Fiber May Prevent Breast Cancer
The emphasis on healthy eating in the workplace may be good news when it comes to protecting women against breast cancer. Eating a diet high in fiber (which occurs naturally in vegetables, whole grains, beans, and fruit) may reduce the risk of developing the disease, according to one of the largest analyses of the literature, published online in the Annals of Oncology.
The research was funded by the World Cancer Research Fund as part of AICR/WCRF's Continuous Update Project (CUP), an ongoing review of cancer prevention research.
The study found that for every 10 grams of fiber consumed daily – slightly less than a cup of beans – the risk of breast cancer was 5 percent lower. Consuming 20 grams of fiber daily would mean a 10 percent lower risk, and so on.
When comparing women who ate the most fiber to those who ate the least, women who consumed the highest amounts of fiber had a 7 percent lower risk of breast cancer.
According to the study authors, there are several possible explanations as to how dietary fiber may prevent breast cancer, including reducing the amount of circulating estrogen. Fiber may also help with weight control, a known risk factor for postmenopausal cancer.
This new study comes on the heels of one published by AICR/WCRF in May 2011, which concluded that there was convincing evidence that dietary fiber protects against colorectal cancer.
AICR/WCRF will continue to monitor studies in this area, but in the meantime, we continue to recommend making sure that at least 2/3 of your plate is filled with plant foods (vegetables, fruits, whole grains, and beans) and 1/3 or less with meat and/or dairy foods. This simple, visual approach is called AICR's New American Plate.

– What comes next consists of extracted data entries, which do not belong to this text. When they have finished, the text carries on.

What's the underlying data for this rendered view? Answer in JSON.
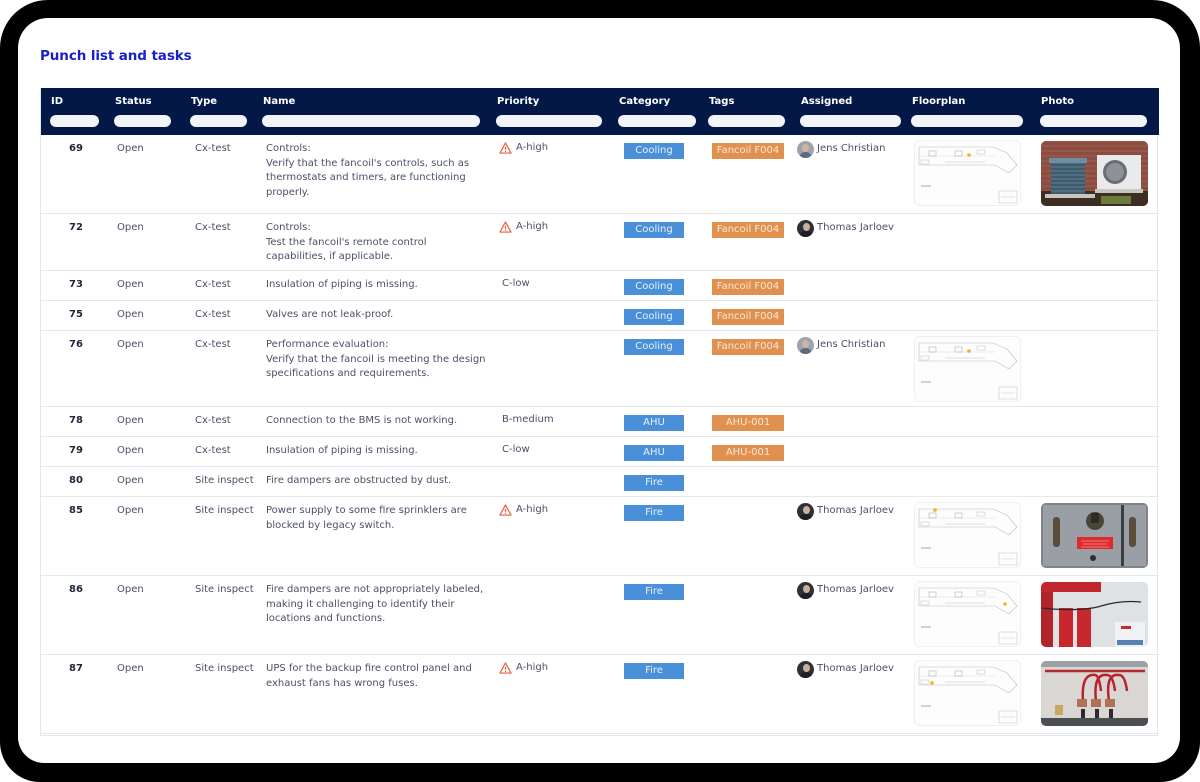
{
  "page": {
    "title": "Punch list and tasks"
  },
  "table": {
    "columns": [
      {
        "key": "id",
        "label": "ID"
      },
      {
        "key": "status",
        "label": "Status"
      },
      {
        "key": "type",
        "label": "Type"
      },
      {
        "key": "name",
        "label": "Name"
      },
      {
        "key": "priority",
        "label": "Priority"
      },
      {
        "key": "category",
        "label": "Category"
      },
      {
        "key": "tags",
        "label": "Tags"
      },
      {
        "key": "assigned",
        "label": "Assigned"
      },
      {
        "key": "floorplan",
        "label": "Floorplan"
      },
      {
        "key": "photo",
        "label": "Photo"
      }
    ],
    "filters": [
      "",
      "",
      "",
      "",
      "",
      "",
      "",
      "",
      "",
      ""
    ],
    "rows": [
      {
        "id": "69",
        "status": "Open",
        "type": "Cx-test",
        "name": [
          "Controls:",
          "Verify that the fancoil's controls, such as",
          "thermostats and timers, are functioning",
          "properly."
        ],
        "priority": "A-high",
        "priority_icon": "warning-icon",
        "category": "Cooling",
        "tag": "Fancoil F004",
        "assigned": "Jens Christian",
        "avatar": "jens",
        "floorplan": true,
        "photo": "outdoor-ac-units"
      },
      {
        "id": "72",
        "status": "Open",
        "type": "Cx-test",
        "name": [
          "Controls:",
          "Test the fancoil's remote control",
          "capabilities, if applicable."
        ],
        "priority": "A-high",
        "priority_icon": "warning-icon",
        "category": "Cooling",
        "tag": "Fancoil F004",
        "assigned": "Thomas Jarloev",
        "avatar": "thomas",
        "floorplan": false,
        "photo": null
      },
      {
        "id": "73",
        "status": "Open",
        "type": "Cx-test",
        "name": [
          "Insulation of piping is missing."
        ],
        "priority": "C-low",
        "priority_icon": null,
        "category": "Cooling",
        "tag": "Fancoil F004",
        "assigned": "",
        "avatar": null,
        "floorplan": false,
        "photo": null
      },
      {
        "id": "75",
        "status": "Open",
        "type": "Cx-test",
        "name": [
          "Valves are not leak-proof."
        ],
        "priority": "",
        "priority_icon": null,
        "category": "Cooling",
        "tag": "Fancoil F004",
        "assigned": "",
        "avatar": null,
        "floorplan": false,
        "photo": null
      },
      {
        "id": "76",
        "status": "Open",
        "type": "Cx-test",
        "name": [
          "Performance evaluation:",
          "Verify that the fancoil is meeting the design",
          "specifications and requirements."
        ],
        "priority": "",
        "priority_icon": null,
        "category": "Cooling",
        "tag": "Fancoil F004",
        "assigned": "Jens Christian",
        "avatar": "jens",
        "floorplan": true,
        "photo": null
      },
      {
        "id": "78",
        "status": "Open",
        "type": "Cx-test",
        "name": [
          "Connection to the BMS is not working."
        ],
        "priority": "B-medium",
        "priority_icon": null,
        "category": "AHU",
        "tag": "AHU-001",
        "assigned": "",
        "avatar": null,
        "floorplan": false,
        "photo": null
      },
      {
        "id": "79",
        "status": "Open",
        "type": "Cx-test",
        "name": [
          "Insulation of piping is missing."
        ],
        "priority": "C-low",
        "priority_icon": null,
        "category": "AHU",
        "tag": "AHU-001",
        "assigned": "",
        "avatar": null,
        "floorplan": false,
        "photo": null
      },
      {
        "id": "80",
        "status": "Open",
        "type": "Site inspect",
        "name": [
          "Fire dampers are obstructed by dust."
        ],
        "priority": "",
        "priority_icon": null,
        "category": "Fire",
        "tag": "",
        "assigned": "",
        "avatar": null,
        "floorplan": false,
        "photo": null
      },
      {
        "id": "85",
        "status": "Open",
        "type": "Site inspect",
        "name": [
          "Power supply to some fire sprinklers are",
          "blocked by legacy switch."
        ],
        "priority": "A-high",
        "priority_icon": "warning-icon",
        "category": "Fire",
        "tag": "",
        "assigned": "Thomas Jarloev",
        "avatar": "thomas",
        "floorplan": true,
        "photo": "switch-panel"
      },
      {
        "id": "86",
        "status": "Open",
        "type": "Site inspect",
        "name": [
          "Fire dampers are not appropriately labeled,",
          "making it challenging to identify their",
          "locations and functions."
        ],
        "priority": "",
        "priority_icon": null,
        "category": "Fire",
        "tag": "",
        "assigned": "Thomas Jarloev",
        "avatar": "thomas",
        "floorplan": true,
        "photo": "fire-suppression-room"
      },
      {
        "id": "87",
        "status": "Open",
        "type": "Site inspect",
        "name": [
          "UPS for the backup fire control panel and",
          "exhaust fans has wrong fuses."
        ],
        "priority": "A-high",
        "priority_icon": "warning-icon",
        "category": "Fire",
        "tag": "",
        "assigned": "Thomas Jarloev",
        "avatar": "thomas",
        "floorplan": true,
        "photo": "fuse-cabinet"
      }
    ]
  },
  "colors": {
    "title": "#1a1fc7",
    "header_bg": "#041848",
    "category_badge": "#4a90d9",
    "tag_badge": "#e0904f",
    "warning": "#e8623e"
  }
}
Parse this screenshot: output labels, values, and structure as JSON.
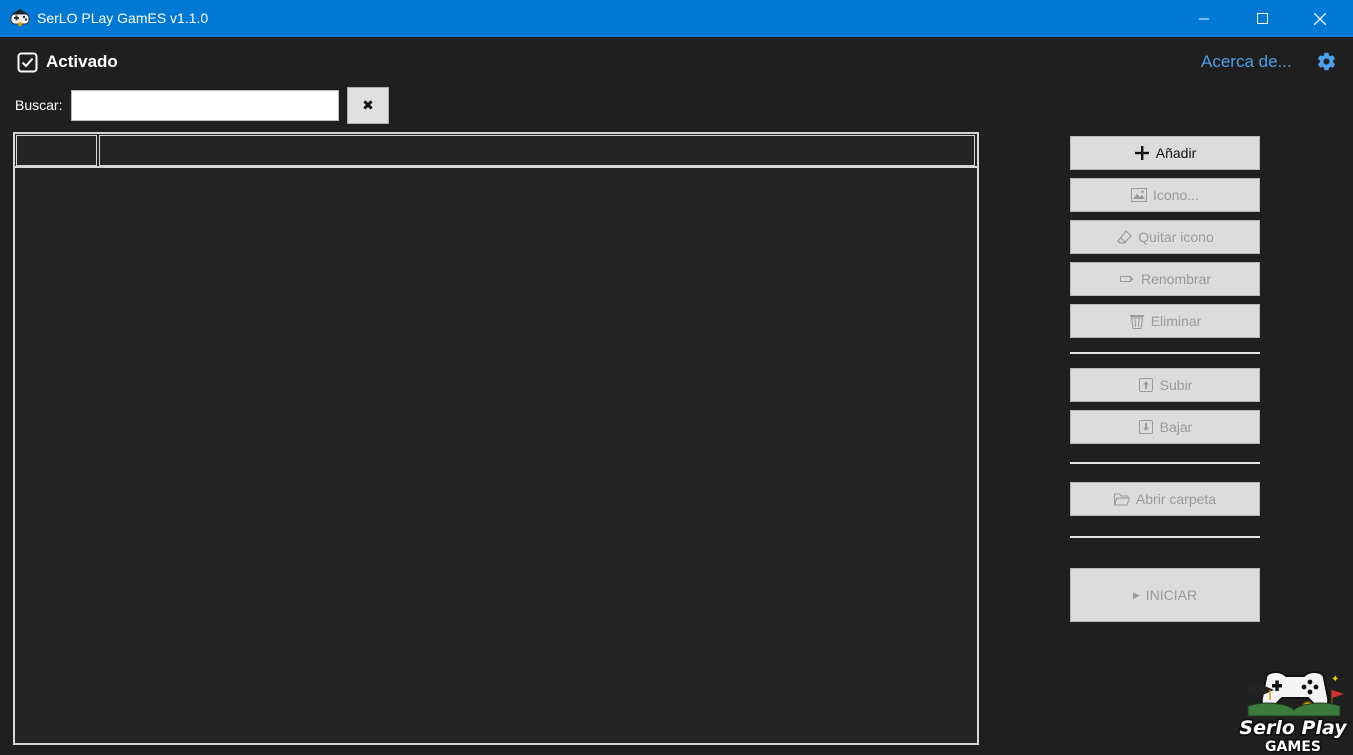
{
  "window": {
    "title": "SerLO PLay GamES v1.1.0",
    "accent_color": "#0078d4"
  },
  "header": {
    "activado_label": "Activado",
    "activado_checked": true,
    "about_link": "Acerca de..."
  },
  "search": {
    "label": "Buscar:",
    "value": "",
    "clear_icon": "x-icon"
  },
  "list": {
    "columns": [
      "",
      ""
    ],
    "rows": []
  },
  "actions": {
    "add": "Añadir",
    "icon": "Icono...",
    "remove_icon": "Quitar icono",
    "rename": "Renombrar",
    "delete": "Eliminar",
    "move_up": "Subir",
    "move_down": "Bajar",
    "open_folder": "Abrir carpeta",
    "start": "INICIAR"
  },
  "logo": {
    "line1": "Serlo Play",
    "line2": "GAMES"
  }
}
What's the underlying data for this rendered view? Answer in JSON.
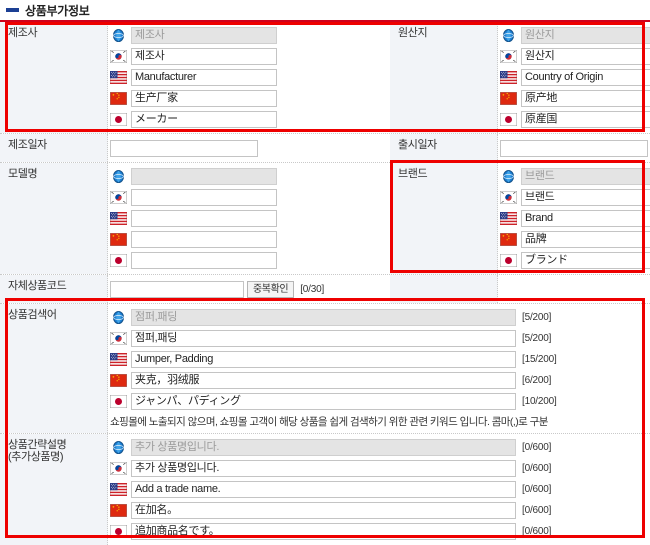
{
  "header": {
    "title": "상품부가정보",
    "marker": "navy-dash"
  },
  "colors": {
    "accent": "#d0021b",
    "highlight": "#ee0000",
    "marker": "#1c3f94",
    "label_bg": "#f2f4f8",
    "disabled_bg": "#e4e4e4"
  },
  "languages": [
    {
      "code": "default",
      "icon": "globe-icon"
    },
    {
      "code": "ko",
      "icon": "flag-kr-icon"
    },
    {
      "code": "en",
      "icon": "flag-us-icon"
    },
    {
      "code": "zh",
      "icon": "flag-cn-icon"
    },
    {
      "code": "ja",
      "icon": "flag-jp-icon"
    }
  ],
  "sections": {
    "manufacturer": {
      "label": "제조사",
      "values": [
        "제조사",
        "제조사",
        "Manufacturer",
        "生产厂家",
        "メーカー"
      ],
      "highlighted": true
    },
    "origin": {
      "label": "원산지",
      "values": [
        "원산지",
        "원산지",
        "Country of Origin",
        "原产地",
        "原産国"
      ],
      "highlighted": true
    },
    "manufacture_date": {
      "label": "제조일자",
      "value": "",
      "icon": "calendar-icon"
    },
    "release_date": {
      "label": "출시일자",
      "value": "",
      "icon": "calendar-icon"
    },
    "model_name": {
      "label": "모델명",
      "values": [
        "",
        "",
        "",
        "",
        ""
      ],
      "highlighted": false
    },
    "brand": {
      "label": "브랜드",
      "values": [
        "브랜드",
        "브랜드",
        "Brand",
        "品牌",
        "ブランド"
      ],
      "highlighted": true
    },
    "own_product_code": {
      "label": "자체상품코드",
      "value": "",
      "button_label": "중복확인",
      "counter": "[0/30]"
    },
    "search_keywords": {
      "label": "상품검색어",
      "values": [
        "점퍼,패딩",
        "점퍼,패딩",
        "Jumper, Padding",
        "夹克，羽绒服",
        "ジャンパ、パディング"
      ],
      "counters": [
        "[5/200]",
        "[5/200]",
        "[15/200]",
        "[6/200]",
        "[10/200]"
      ],
      "help": "쇼핑몰에 노출되지 않으며, 쇼핑몰 고객이 해당 상품을 쉽게 검색하기 위한 관련 키워드 입니다. 콤마(,)로 구분",
      "highlighted": true
    },
    "short_description": {
      "label_line1": "상품간략설명",
      "label_line2": "(추가상품명)",
      "values": [
        "추가 상품명입니다.",
        "추가 상품명입니다.",
        "Add a trade name.",
        "在加名。",
        "追加商品名です。"
      ],
      "counters": [
        "[0/600]",
        "[0/600]",
        "[0/600]",
        "[0/600]",
        "[0/600]"
      ],
      "highlighted": true
    }
  }
}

For healthy recipes that help you add more fiber into your diet, visit AICR's Test Kitchen.
Coffee Linked to Reduced Endometrial Cancer Risk
Love your morning cup of joe? There has been a great deal of research in recent years looking at the potential benefits of drinking coffee when it comes to reducing the risk of cancer. One of the most recent investigations suggests that coffee may offer protection against endometrial cancer. Published in December 2011, researchers at the Harvard School of Public Health evaluated the evidence on coffee and endometrial cancer risk and concluded that the results look promising: The authors found a 29 percent reduced risk for developing endometrial cancer when comparing individuals who drank the most coffee compared to those who drank the least. The researchers reported an 8 percent decrease in risk for each cup of coffee consumed daily.
Researchers say that coffee may protect against endometrial cancer in these ways:
- Chemicals in coffee, such as chlorogenic acid, have antioxidant properties that can prevent oxidative damage to DNA.
- Coffee consumption may reduce levels of estrogen in the bloodstream. Endometrial cancer is associated with elevated levels of estrogen.
- Drinking coffee has been associated with a decreased risk for diabetes. Type 2 diabetes is associated with increased risk for endometrial cancer.
Endometrial cancer is the most common gynecologic cancer in the U.S. and AICR's expert report found that obesity is a cause of endometrial cancer and that physical activity reduces risk for this cancer.
So, enjoy your coffee, just remember – it's the coffee that's beneficial, not the cream and sugar!